Une fois que le geôlier s’était excusé brièvement, j’avais commencé à me souvenir des invités qui m’avaient rendu visite jusqu’ici.

C’était le genre de gens qu’il ne fallait pas fréquenter. Ils m’avaient dit des choses comme comment ils me donneraient de l’argent si je leur disais comment manœuvrer Partenaire, que je devais rejoindre leur groupe, ou d’autres choses comme ça. En tout cas, c’étaient des gens agressifs.

Beaucoup d’entre eux avaient menacé de me tuer si je ne faisais pas ce qu’ils disaient.

Luxon avait aussi été stupéfait. « Je suppose que tu ne peux rien faire avec l’offre suspecte de nobles d’épargner ta vie en échange de Partenaire et Arroganz, hein ? »

« Je suppose que non. Beaucoup d’entre eux ne font que mentir et me tueraient dès que je les transférerai, » répondis-je.

Ils avaient confisqué Partenaire et Arroganz, mais ils étaient inquiets, car ils ne pouvaient pas les utiliser.

Ils m’avaient demandé comment les utiliser et j’avais remis en question leurs intentions.

« Il semble qu’ils aient tenté un démontage, mais qu’ils aient abandonné à mi-chemin. C’est triste à quel point ils traitent Partenaire avec cruauté. Maître, et si on détruisait ce royaume ? » demanda Luxon.

« Rejeté, » répondis-je.

« Alors, limitons le à la classe dirigeante —, » commença Luxon.

« Non merci, » répondis-je.

Arroganz se trouvait dans un conteneur inviolable.

Ils avaient envahi à de nombreuses reprises l’intérieur de Partenaire, mais il leur était impossible de démonter les pièces importantes.

« Maître, la raison pour laquelle tu n’abandonneras pas le royaume est liée à Anjelica, Olivia — et aussi Milaine, non ? Je crois que Clarisse et Deirdre sont aussi dans ton esprit, mais veux-tu protéger le royaume parce qu’elles font partie de la classe dirigeante ? Je recommanderais une réforme interne, » demanda Luxon.
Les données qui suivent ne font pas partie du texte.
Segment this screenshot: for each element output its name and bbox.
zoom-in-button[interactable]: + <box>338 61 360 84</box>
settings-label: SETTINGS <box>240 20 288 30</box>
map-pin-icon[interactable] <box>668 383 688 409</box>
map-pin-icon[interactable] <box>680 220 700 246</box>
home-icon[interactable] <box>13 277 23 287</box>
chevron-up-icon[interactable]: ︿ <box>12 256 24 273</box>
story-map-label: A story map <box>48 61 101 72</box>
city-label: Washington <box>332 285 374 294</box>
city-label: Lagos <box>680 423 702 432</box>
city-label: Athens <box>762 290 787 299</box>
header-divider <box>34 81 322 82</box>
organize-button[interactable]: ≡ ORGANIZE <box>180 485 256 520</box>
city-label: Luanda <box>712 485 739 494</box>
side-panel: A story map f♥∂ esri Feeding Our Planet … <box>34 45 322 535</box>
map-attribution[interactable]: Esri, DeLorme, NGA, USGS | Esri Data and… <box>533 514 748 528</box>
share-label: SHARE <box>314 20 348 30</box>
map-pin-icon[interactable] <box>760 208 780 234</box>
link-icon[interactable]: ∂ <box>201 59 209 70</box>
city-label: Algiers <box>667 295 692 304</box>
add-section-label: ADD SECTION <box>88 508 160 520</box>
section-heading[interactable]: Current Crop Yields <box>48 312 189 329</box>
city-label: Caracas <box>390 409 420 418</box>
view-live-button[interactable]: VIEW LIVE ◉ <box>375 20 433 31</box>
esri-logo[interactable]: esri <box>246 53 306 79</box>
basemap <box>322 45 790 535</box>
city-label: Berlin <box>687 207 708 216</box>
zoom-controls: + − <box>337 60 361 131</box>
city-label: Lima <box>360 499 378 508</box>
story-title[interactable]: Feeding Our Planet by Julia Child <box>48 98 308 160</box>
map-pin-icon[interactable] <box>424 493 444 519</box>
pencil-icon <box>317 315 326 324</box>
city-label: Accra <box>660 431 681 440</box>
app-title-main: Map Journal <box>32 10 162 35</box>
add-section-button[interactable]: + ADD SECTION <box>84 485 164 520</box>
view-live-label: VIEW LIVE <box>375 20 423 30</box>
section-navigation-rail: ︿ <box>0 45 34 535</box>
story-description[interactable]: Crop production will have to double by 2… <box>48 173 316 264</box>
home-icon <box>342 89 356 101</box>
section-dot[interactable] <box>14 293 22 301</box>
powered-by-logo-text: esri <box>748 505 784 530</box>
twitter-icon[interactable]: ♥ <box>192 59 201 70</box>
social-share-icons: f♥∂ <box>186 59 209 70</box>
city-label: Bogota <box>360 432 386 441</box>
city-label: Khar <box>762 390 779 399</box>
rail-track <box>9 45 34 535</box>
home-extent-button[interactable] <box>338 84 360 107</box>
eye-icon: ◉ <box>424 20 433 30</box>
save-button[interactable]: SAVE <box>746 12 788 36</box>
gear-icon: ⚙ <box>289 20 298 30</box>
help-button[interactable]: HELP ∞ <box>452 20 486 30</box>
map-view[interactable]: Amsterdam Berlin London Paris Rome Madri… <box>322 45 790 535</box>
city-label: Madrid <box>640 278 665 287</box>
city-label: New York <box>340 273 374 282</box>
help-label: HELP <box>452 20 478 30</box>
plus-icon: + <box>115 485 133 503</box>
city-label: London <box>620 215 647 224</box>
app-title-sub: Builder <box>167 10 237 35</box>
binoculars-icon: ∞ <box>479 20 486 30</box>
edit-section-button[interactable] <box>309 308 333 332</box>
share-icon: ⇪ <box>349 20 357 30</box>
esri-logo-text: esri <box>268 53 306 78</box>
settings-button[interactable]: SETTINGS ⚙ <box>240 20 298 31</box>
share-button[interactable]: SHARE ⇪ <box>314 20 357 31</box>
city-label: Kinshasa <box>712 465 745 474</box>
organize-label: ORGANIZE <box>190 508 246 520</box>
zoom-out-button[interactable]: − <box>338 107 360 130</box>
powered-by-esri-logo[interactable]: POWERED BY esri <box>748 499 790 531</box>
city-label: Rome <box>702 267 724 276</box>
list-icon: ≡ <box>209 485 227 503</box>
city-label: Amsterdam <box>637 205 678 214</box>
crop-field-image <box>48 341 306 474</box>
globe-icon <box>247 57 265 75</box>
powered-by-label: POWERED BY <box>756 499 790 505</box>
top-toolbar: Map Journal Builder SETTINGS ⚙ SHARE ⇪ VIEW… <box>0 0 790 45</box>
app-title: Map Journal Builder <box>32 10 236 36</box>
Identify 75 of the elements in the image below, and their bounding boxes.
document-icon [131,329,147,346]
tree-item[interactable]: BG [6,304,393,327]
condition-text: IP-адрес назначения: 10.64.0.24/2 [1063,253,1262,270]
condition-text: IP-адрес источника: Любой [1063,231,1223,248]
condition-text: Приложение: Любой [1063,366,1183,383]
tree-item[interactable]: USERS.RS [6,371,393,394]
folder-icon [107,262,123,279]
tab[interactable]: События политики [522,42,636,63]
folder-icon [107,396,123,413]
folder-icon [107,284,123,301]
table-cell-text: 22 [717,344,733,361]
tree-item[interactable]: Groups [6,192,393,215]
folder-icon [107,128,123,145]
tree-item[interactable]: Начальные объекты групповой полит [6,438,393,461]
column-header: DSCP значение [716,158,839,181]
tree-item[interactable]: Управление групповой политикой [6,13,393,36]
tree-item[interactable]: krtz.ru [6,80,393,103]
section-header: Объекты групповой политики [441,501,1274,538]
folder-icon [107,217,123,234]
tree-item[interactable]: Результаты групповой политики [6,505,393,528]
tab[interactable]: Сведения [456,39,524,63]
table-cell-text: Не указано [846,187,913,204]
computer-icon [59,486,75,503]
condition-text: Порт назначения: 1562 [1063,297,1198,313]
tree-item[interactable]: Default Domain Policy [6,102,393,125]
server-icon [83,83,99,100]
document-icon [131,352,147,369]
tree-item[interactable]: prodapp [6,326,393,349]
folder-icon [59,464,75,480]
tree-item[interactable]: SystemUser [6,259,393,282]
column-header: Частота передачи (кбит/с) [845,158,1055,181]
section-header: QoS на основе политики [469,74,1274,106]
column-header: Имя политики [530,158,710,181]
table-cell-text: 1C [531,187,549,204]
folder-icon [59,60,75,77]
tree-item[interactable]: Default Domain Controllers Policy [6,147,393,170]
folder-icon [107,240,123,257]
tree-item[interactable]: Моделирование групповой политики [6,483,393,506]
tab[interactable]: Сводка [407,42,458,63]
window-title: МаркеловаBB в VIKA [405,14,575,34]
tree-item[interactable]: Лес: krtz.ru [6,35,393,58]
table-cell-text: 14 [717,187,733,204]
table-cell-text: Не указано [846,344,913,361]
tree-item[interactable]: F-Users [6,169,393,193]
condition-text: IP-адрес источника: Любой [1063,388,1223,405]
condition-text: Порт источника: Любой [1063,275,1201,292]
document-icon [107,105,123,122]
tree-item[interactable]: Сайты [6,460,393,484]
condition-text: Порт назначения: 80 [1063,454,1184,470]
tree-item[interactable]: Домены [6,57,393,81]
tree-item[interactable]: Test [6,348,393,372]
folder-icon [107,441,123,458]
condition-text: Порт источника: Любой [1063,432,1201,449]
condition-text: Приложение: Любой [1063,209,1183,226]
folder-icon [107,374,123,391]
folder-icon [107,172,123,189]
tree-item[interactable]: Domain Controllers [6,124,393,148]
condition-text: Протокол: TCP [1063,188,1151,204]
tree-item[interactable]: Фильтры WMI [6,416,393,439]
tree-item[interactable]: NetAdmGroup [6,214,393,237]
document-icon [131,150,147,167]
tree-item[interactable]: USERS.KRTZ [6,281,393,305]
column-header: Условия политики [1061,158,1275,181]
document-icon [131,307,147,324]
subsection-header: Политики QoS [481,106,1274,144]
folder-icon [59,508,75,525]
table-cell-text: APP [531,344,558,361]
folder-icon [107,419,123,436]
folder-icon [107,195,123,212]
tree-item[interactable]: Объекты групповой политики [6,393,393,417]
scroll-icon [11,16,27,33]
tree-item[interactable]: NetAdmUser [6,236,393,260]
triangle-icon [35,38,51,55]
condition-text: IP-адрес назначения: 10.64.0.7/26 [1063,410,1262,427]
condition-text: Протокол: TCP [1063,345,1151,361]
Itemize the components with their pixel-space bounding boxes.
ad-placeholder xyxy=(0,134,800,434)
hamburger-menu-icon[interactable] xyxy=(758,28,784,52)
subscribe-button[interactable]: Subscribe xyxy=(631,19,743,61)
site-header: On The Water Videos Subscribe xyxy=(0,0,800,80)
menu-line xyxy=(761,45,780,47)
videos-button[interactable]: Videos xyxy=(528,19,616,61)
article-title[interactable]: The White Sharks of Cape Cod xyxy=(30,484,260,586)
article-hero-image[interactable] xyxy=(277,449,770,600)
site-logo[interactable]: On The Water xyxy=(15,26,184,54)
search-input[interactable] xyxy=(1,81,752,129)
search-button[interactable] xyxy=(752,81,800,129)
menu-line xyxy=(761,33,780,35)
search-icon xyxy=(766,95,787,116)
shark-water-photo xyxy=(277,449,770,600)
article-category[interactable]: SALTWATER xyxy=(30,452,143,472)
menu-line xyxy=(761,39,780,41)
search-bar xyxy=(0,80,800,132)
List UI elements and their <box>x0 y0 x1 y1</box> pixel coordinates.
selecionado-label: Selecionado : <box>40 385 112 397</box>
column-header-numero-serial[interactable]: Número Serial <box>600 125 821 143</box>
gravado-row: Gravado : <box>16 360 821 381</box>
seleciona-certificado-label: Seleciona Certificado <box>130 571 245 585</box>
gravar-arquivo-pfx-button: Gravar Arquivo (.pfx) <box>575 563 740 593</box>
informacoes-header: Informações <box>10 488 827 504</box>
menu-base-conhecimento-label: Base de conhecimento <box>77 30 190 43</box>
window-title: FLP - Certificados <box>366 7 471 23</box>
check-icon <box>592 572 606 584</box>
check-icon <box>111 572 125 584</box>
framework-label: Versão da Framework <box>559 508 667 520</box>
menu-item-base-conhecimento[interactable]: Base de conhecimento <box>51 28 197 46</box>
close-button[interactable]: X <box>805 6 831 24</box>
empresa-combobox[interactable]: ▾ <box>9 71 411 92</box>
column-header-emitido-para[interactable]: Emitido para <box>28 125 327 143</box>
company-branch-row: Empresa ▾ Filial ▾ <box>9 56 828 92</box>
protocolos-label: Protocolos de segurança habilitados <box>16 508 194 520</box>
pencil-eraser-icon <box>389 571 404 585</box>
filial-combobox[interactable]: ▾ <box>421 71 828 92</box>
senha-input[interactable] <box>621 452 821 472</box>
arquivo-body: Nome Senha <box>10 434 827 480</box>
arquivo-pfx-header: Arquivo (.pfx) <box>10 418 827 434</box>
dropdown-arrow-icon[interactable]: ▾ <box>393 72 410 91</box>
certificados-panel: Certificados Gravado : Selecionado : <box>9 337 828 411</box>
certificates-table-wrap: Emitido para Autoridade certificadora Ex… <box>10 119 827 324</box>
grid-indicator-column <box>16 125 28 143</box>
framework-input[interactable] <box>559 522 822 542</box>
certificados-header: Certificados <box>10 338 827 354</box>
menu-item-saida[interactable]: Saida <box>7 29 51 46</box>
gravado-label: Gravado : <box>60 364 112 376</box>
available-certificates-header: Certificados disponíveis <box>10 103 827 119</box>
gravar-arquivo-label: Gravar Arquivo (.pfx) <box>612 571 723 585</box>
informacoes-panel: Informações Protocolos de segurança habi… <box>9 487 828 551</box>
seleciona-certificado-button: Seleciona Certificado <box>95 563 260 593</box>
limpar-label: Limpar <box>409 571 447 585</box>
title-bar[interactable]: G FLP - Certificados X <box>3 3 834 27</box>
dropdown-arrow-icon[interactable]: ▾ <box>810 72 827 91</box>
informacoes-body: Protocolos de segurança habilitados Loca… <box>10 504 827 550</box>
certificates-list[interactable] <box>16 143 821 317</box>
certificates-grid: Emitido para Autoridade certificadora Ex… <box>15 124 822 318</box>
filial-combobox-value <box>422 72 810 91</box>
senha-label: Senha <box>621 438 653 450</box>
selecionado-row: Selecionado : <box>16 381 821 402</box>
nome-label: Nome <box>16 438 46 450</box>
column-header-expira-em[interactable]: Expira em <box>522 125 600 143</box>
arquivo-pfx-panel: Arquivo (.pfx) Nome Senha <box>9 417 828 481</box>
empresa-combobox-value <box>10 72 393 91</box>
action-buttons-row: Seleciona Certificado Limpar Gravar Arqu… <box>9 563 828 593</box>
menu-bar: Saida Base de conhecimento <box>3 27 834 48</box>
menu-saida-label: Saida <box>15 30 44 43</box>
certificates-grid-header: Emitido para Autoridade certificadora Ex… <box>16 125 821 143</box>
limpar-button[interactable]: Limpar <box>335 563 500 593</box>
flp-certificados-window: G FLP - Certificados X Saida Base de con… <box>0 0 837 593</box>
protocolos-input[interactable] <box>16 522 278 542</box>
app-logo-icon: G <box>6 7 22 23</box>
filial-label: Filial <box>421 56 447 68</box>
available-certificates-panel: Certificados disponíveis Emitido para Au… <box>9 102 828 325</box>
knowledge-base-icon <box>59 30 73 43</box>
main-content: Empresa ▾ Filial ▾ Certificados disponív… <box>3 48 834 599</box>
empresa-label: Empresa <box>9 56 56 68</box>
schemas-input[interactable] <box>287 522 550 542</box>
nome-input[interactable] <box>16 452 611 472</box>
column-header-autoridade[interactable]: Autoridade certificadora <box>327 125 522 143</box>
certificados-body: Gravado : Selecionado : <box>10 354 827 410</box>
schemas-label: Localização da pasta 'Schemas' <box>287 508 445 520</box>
Est-ce qu’il pense que je veux protéger le royaume parce qu’il y a des femmes que je soutiens ?

Inutile de dire que ce n’est pas le cas et que je n’envisage pas non plus de réformes internes.

« Crois-tu vraiment que je veux protéger le royaume ? » demandai-je.

« Ai-je tort ? » demanda Luxon.

Pour être honnête, je m’en ficherais si le royaume était détruit.

 

La raison pour laquelle je la veux intacte pour l’instant, c’est parce que les citoyens navigueront en eaux profondes sans un pays.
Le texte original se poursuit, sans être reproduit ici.